A lot of people close to the US president wanted to prevent it at any cost but Donald Trump congratulated President Putin anyway and had a phone conversation with him. The US president said that the two would meet “in the not too distant future.” Preventing an arms race is one issue on the agenda. Donald Trump knew the move would bring forth a tempest but he did it anyway. The president considered the relationship with Moscow to be important enough to defy his numerous opponents. Serbia has already offered to host a summit.

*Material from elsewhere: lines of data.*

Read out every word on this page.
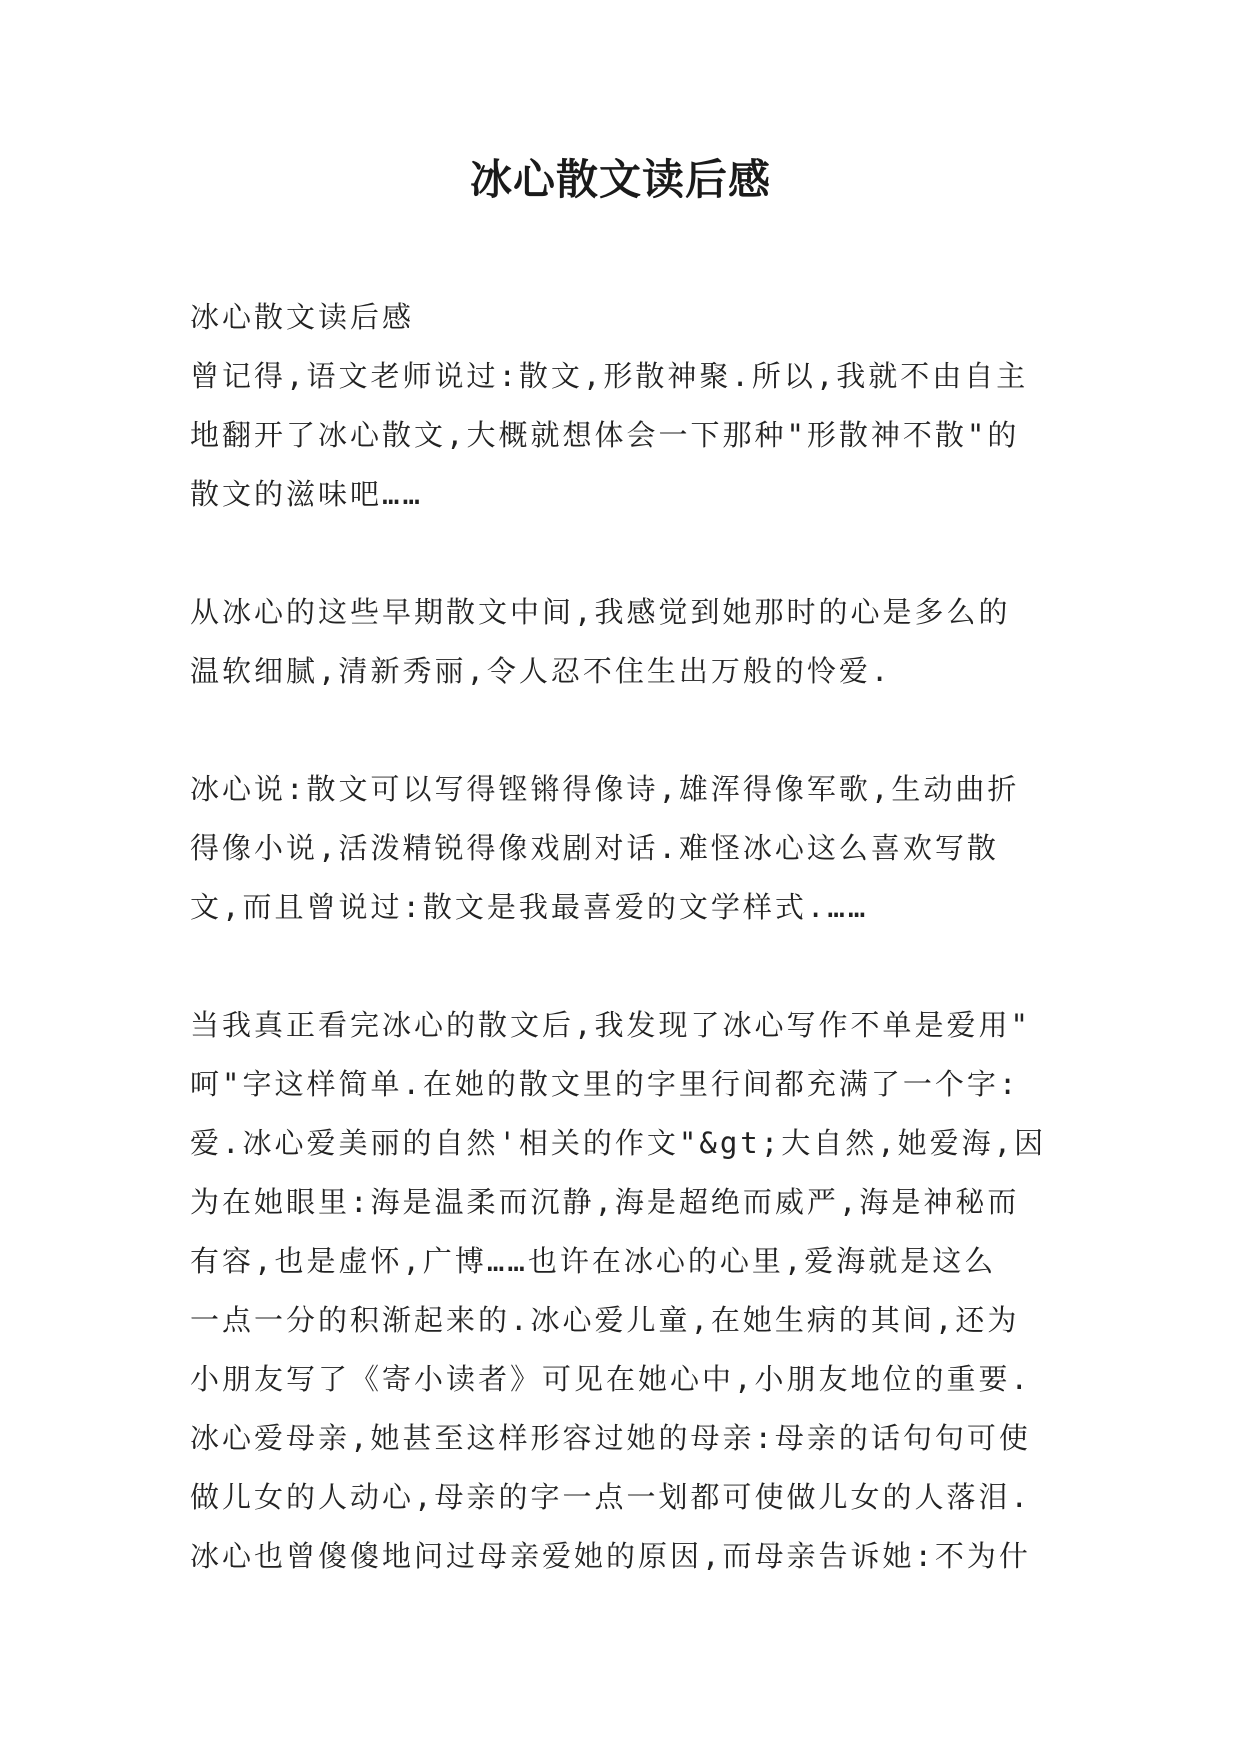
冰心散文读后感
冰心散文读后感
曾记得,语文老师说过:散文,形散神聚.所以,我就不由自主
地翻开了冰心散文,大概就想体会一下那种"形散神不散"的
散文的滋味吧……
从冰心的这些早期散文中间,我感觉到她那时的心是多么的
温软细腻,清新秀丽,令人忍不住生出万般的怜爱.
冰心说:散文可以写得铿锵得像诗,雄浑得像军歌,生动曲折
得像小说,活泼精锐得像戏剧对话.难怪冰心这么喜欢写散
文,而且曾说过:散文是我最喜爱的文学样式.……
当我真正看完冰心的散文后,我发现了冰心写作不单是爱用"
呵"字这样简单.在她的散文里的字里行间都充满了一个字:
爱.冰心爱美丽的自然'相关的作文"&gt;大自然,她爱海,因
为在她眼里:海是温柔而沉静,海是超绝而威严,海是神秘而
有容,也是虚怀,广博……也许在冰心的心里,爱海就是这么
一点一分的积渐起来的.冰心爱儿童,在她生病的其间,还为
小朋友写了《寄小读者》可见在她心中,小朋友地位的重要.
冰心爱母亲,她甚至这样形容过她的母亲:母亲的话句句可使
做儿女的人动心,母亲的字一点一划都可使做儿女的人落泪.
冰心也曾傻傻地问过母亲爱她的原因,而母亲告诉她:不为什
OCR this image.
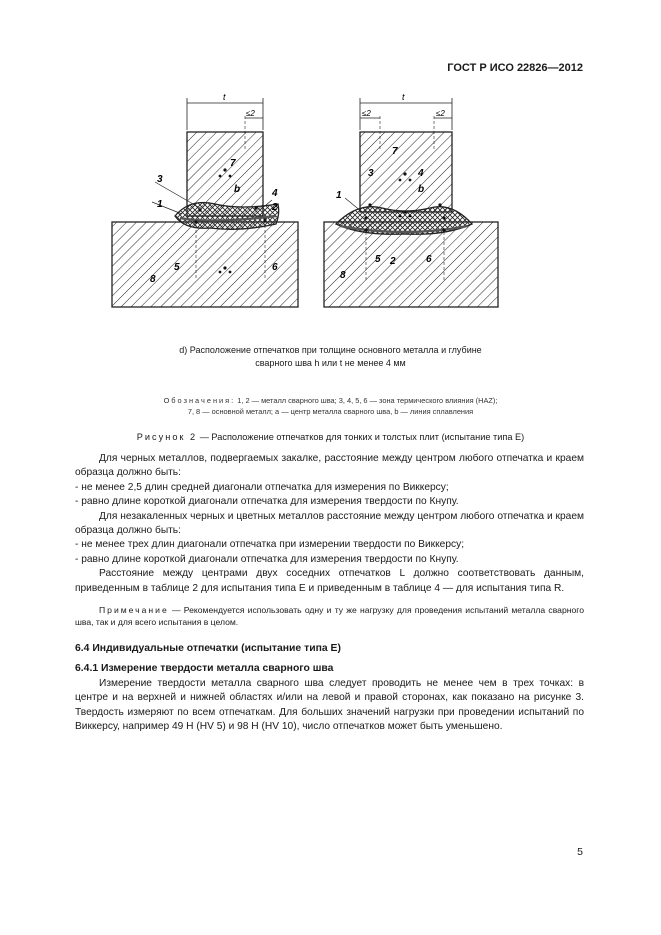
ГОСТ Р ИСО 22826—2012
t
≤2
t
≤2	≤2
7
b
3
1
4
2
5	6
8
7
3	4
b
1
5 2	6
8
d) Расположение отпечатков при толщине основного металла и глубине
сварного шва h или t не менее 4 мм
Обозначения: 1, 2 — металл сварного шва; 3, 4, 5, 6 — зона термического влияния (HAZ);
7, 8 — основной металл; a — центр металла сварного шва, b — линия сплавления
Рисунок 2 — Расположение отпечатков для тонких и толстых плит (испытание типа E)

Для черных металлов, подвергаемых закалке, расстояние между центром любого отпечатка и краем образца должно быть:

- не менее 2,5 длин средней диагонали отпечатка для измерения по Виккерсу;

- равно длине короткой диагонали отпечатка для измерения твердости по Кнупу.

Для незакаленных черных и цветных металлов расстояние между центром любого отпечатка и краем образца должно быть:

- не менее трех длин диагонали отпечатка при измерении твердости по Виккерсу;

- равно длине короткой диагонали отпечатка для измерения твердости по Кнупу.

Расстояние между центрами двух соседних отпечатков L должно соответствовать данным, приведенным в таблице 2 для испытания типа E и приведенным в таблице 4 — для испытания типа R.

Примечание — Рекомендуется использовать одну и ту же нагрузку для проведения испытаний металла сварного шва, так и для всего испытания в целом.

6.4 Индивидуальные отпечатки (испытание типа E)

6.4.1 Измерение твердости металла сварного шва

Измерение твердости металла сварного шва следует проводить не менее чем в трех точках: в центре и на верхней и нижней областях и/или на левой и правой сторонах, как показано на рисунке 3. Твердость измеряют по всем отпечаткам. Для больших значений нагрузки при проведении испытаний по Виккерсу, например 49 H (HV 5) и 98 H (HV 10), число отпечатков может быть уменьшено.

5
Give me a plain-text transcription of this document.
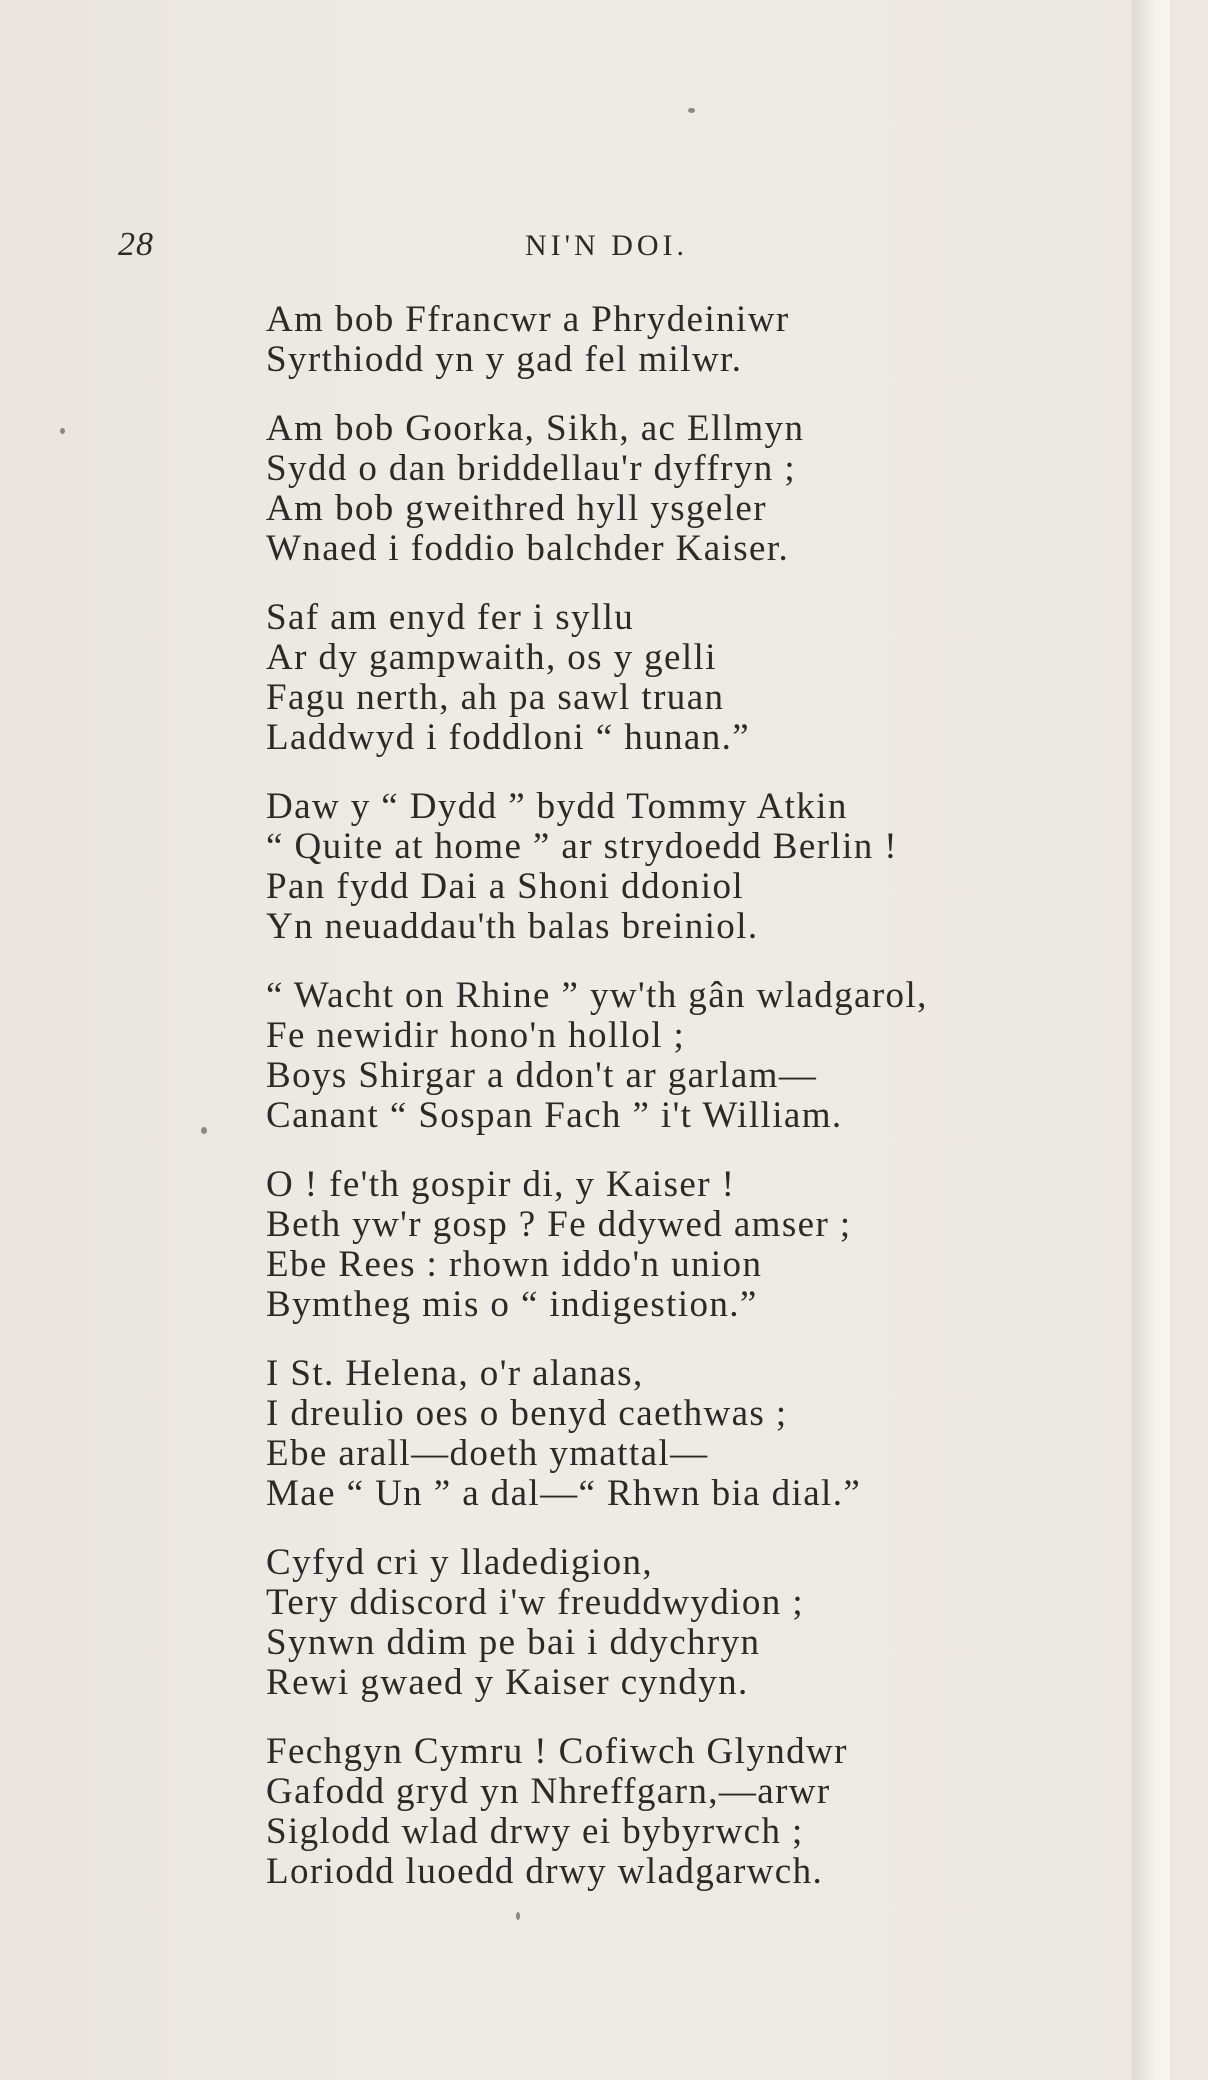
28	NI'N DOI.
Am bob Ffrancwr a Phrydeiniwr
Syrthiodd yn y gad fel milwr.
Am bob Goorka, Sikh, ac Ellmyn
Sydd o dan briddellau'r dyffryn ;
Am bob gweithred hyll ysgeler
Wnaed i foddio balchder Kaiser.
Saf am enyd fer i syllu
Ar dy gampwaith, os y gelli
Fagu nerth, ah pa sawl truan
Laddwyd i foddloni “ hunan.”
Daw y “ Dydd ” bydd Tommy Atkin
“ Quite at home ” ar strydoedd Berlin !
Pan fydd Dai a Shoni ddoniol
Yn neuaddau'th balas breiniol.
“ Wacht on Rhine ” yw'th gân wladgarol,
Fe newidir hono'n hollol ;
Boys Shirgar a ddon't ar garlam—
Canant “ Sospan Fach ” i't William.
O ! fe'th gospir di, y Kaiser !
Beth yw'r gosp ? Fe ddywed amser ;
Ebe Rees : rhown iddo'n union
Bymtheg mis o “ indigestion.”
I St. Helena, o'r alanas,
I dreulio oes o benyd caethwas ;
Ebe arall—doeth ymattal—
Mae “ Un ” a dal—“ Rhwn bia dial.”
Cyfyd cri y lladedigion,
Tery ddiscord i'w freuddwydion ;
Synwn ddim pe bai i ddychryn
Rewi gwaed y Kaiser cyndyn.
Fechgyn Cymru ! Cofiwch Glyndwr
Gafodd gryd yn Nhreffgarn,—arwr
Siglodd wlad drwy ei bybyrwch ;
Loriodd luoedd drwy wladgarwch.
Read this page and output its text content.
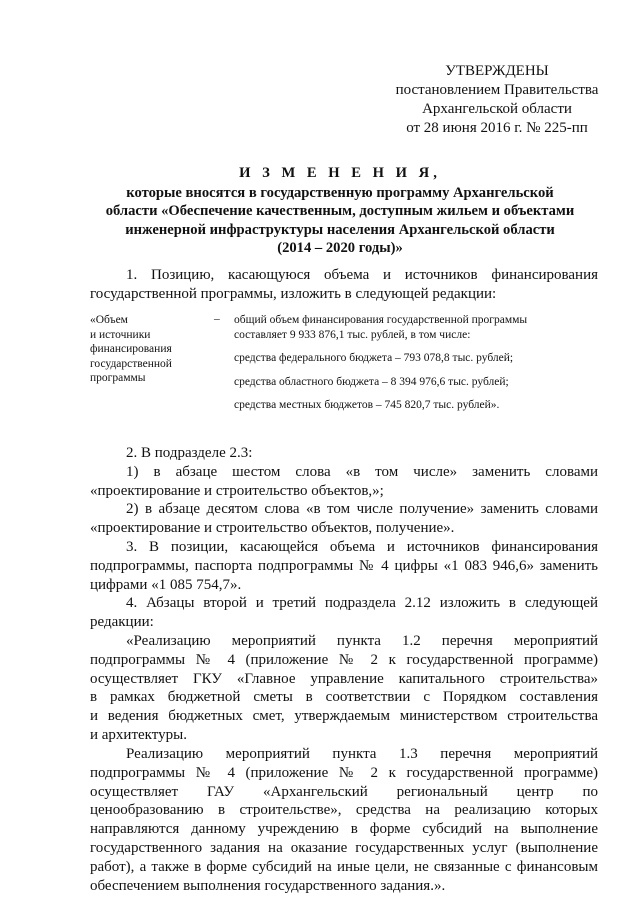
УТВЕРЖДЕНЫ
постановлением Правительства
Архангельской области
от 28 июня 2016 г. № 225-пп
И З М Е Н Е Н И Я,
которые вносятся в государственную программу Архангельской
области «Обеспечение качественным, доступным жильем и объектами
инженерной инфраструктуры населения Архангельской области
(2014 – 2020 годы)»
1. Позицию, касающуюся объема и источников финансирования
государственной программы, изложить в следующей редакции:
«Объем
и источники
финансирования
государственной
программы
– общий объем финансирования государственной программы
составляет 9 933 876,1 тыс. рублей, в том числе:
средства федерального бюджета – 793 078,8 тыс. рублей;
средства областного бюджета – 8 394 976,6 тыс. рублей;
средства местных бюджетов – 745 820,7 тыс. рублей».
2. В подразделе 2.3:
1) в абзаце шестом слова «в том числе» заменить словами
«проектирование и строительство объектов,»;
2) в абзаце десятом слова «в том числе получение» заменить словами
«проектирование и строительство объектов, получение».
3. В позиции, касающейся объема и источников финансирования
подпрограммы, паспорта подпрограммы № 4 цифры «1 083 946,6» заменить
цифрами «1 085 754,7».
4. Абзацы второй и третий подраздела 2.12 изложить в следующей
редакции:
«Реализацию мероприятий пункта 1.2 перечня мероприятий
подпрограммы № 4 (приложение № 2 к государственной программе)
осуществляет ГКУ «Главное управление капитального строительства»
в рамках бюджетной сметы в соответствии с Порядком составления
и ведения бюджетных смет, утверждаемым министерством строительства
и архитектуры.
Реализацию мероприятий пункта 1.3 перечня мероприятий
подпрограммы № 4 (приложение № 2 к государственной программе)
осуществляет ГАУ «Архангельский региональный центр по
ценообразованию в строительстве», средства на реализацию которых
направляются данному учреждению в форме субсидий на выполнение
государственного задания на оказание государственных услуг (выполнение
работ), а также в форме субсидий на иные цели, не связанные с финансовым
обеспечением выполнения государственного задания.».
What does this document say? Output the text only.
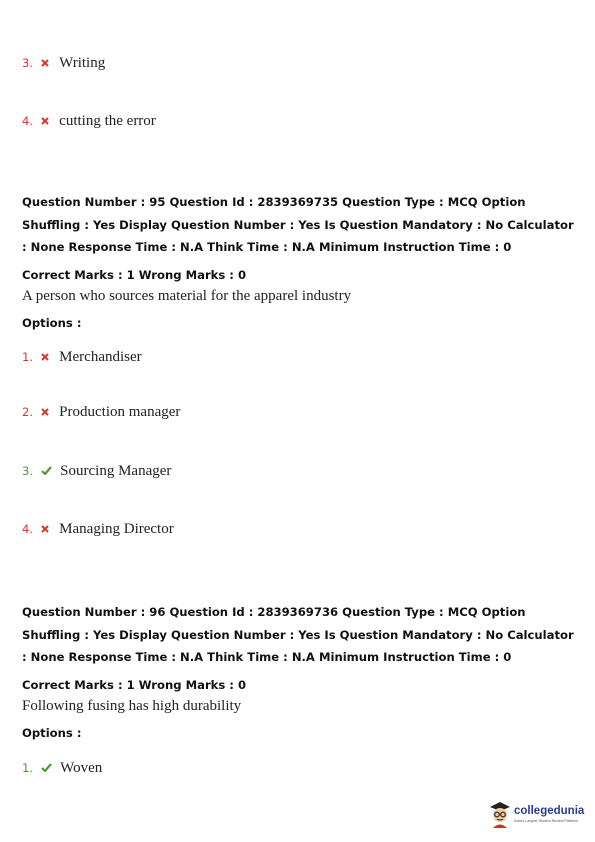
3. Writing
4. cutting the error
Question Number : 95 Question Id : 2839369735 Question Type : MCQ Option Shuffling : Yes Display Question Number : Yes Is Question Mandatory : No Calculator : None Response Time : N.A Think Time : N.A Minimum Instruction Time : 0
Correct Marks : 1 Wrong Marks : 0
A person who sources material for the apparel industry
Options :
1. Merchandiser
2. Production manager
3. Sourcing Manager
4. Managing Director
Question Number : 96 Question Id : 2839369736 Question Type : MCQ Option Shuffling : Yes Display Question Number : Yes Is Question Mandatory : No Calculator : None Response Time : N.A Think Time : N.A Minimum Instruction Time : 0
Correct Marks : 1 Wrong Marks : 0
Following fusing has high durability
Options :
1. Woven
collegedunia
India's Largest Student Review Platform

Right after the two presidents’ conversation, the Russian and American chiefs of staff discussed Syria. What’s even more important is that they have agreed to more military-to-military contacts in the future. Why has it suddenly become so important for Washington to launch a dialog on defense issues? The answer was provided by General John E. Hyten, the Commander of US Strategic Command, who admitted in the Senate that the US is defenseless in the face of the threat from hypersonic weapons. This realization came right after Russian President Vladimir Putin revealed his recent information about the new systems capable of hypervelocity flight that are currently being tested and are soon to be operational.
The US is a great military power but it’s not strong enough to force everyone to dance to its tune. Its defense programs suffer from serious shortcomings. The current arms-control system is in crisis. New challenges keep cropping up. They should be incorporated into the international security agenda but that’s not happening.
The looming hypersonic race is a burning issue that still needs to be addressed. It’s a domain in which the US is lagging behind Russia. When the Russian president announced those breakthroughs in military technology, his revelations were met with some skepticism in the West. But the ensuing events proved him right. Vladimir Putin pulled it off, making hotheads come to their senses and realize the need for talks to address the security challenges. Washington needs this dialog more than Moscow does.
So, the Americans’ coveted leadership in military technology has turned out to be a pipe dream. But their furtive steps to bring NATO right to Russia’s doorstep are not. The most interesting things often fall off the radar.
Moldova is to planning to phase out its draft in order to have a professional military. This month, Moldova, Georgia, and Ukraine formed an anti-Russia alliance. Moving to an all-volunteer force is in keeping with the political goals of this group and is seen as an important step on the path to NATO membership. That reform is scheduled to begin this fall. This is a very costly endeavor, especially when one is talking about the poorest country in Europe. Chisinau cannot afford it. It will be fully dependent on assistance from Romania and other NATO states.
Moldova’s process of embracing the bloc has accelerated recently. A joint Romanian-Moldovan task force equipped and trained in accordance with NATO standards is on its way. That step was agreed on in February. According to the military cooperation agreement signed by Chisinau and Bucharest in 2012 and ratified by the Moldovan parliament in 2013, Romanian troops and police forces enjoy freedom of movement on Moldovan territory. In other words, a NATO member has a free hand in Moldova, although the region of Transnistria, where Russian peacekeepers are stationed, is part of that country. This is a real hornet’s nest and the problem remains unaddressed.
The fact that Poland has shifted its best military forces, including its most modern tanks, eastward has not gone unnoticed in Russia. The country will receive 70 AGM-158B JASSM-ER long-range air-to-surface missiles from the US by 2020 or a bit earlier. With an operational range of roughly 1,000 km, this stealth weapon boasting a penetrating warhead can hit infrastructure deep inside Russia. One does not have to be a military expert to realize that the JASSM-ER’s prime mission is to knock out Russian Iskander short-range missiles deployed in the Kaliningrad region in a first strike.
The small Polish town of Powidz is to become a NATO hub for the Baltics and Northern Europe. Construction is underway to build a storage facility for a brigade’s worth of military hardware and personnel. The US Aegis Ashore BMD system will be operational in Poland this year. This is a highly destabilizing weapon that will become a target for a first strike by the Russian military.
Nor has Russia forgotten about the 300 US Marines stationed in Norway, or the construction of a sophisticated new radar system known as Globus 3 in the Norwegian Arctic archipelago of Svalbard. This is a violation of international law, as Svalbard was supposed to be demilitarized under a 1925 treaty. The facility there is an element of NATO’s ballistic missile defense (BMD) system. The joint US-Norwegian radar station is viewed by Moscow as a clear provocation. Norway is to be provided with over 50 US F-35 stealth fighters in 2019, enabling it to strike Russian territory. The F-35 is a nuclear-capable plane.
All these moves are being closely watched by the Russian military. Even if new weapons are incorporated into the bilateral arms-control agenda, the efforts to create the potential for a first strike near Russia’s borders are certainly not something Moscow can turn a blind eye toward. This does not create the right environment for a security dialog between Moscow and Washington. Everything is connected.
What Russia and the US really need is not just talks about curbing super weapons, but also negotiations addressing a much broader security agenda.
Alex Gorka is a defense and diplomatic analyst.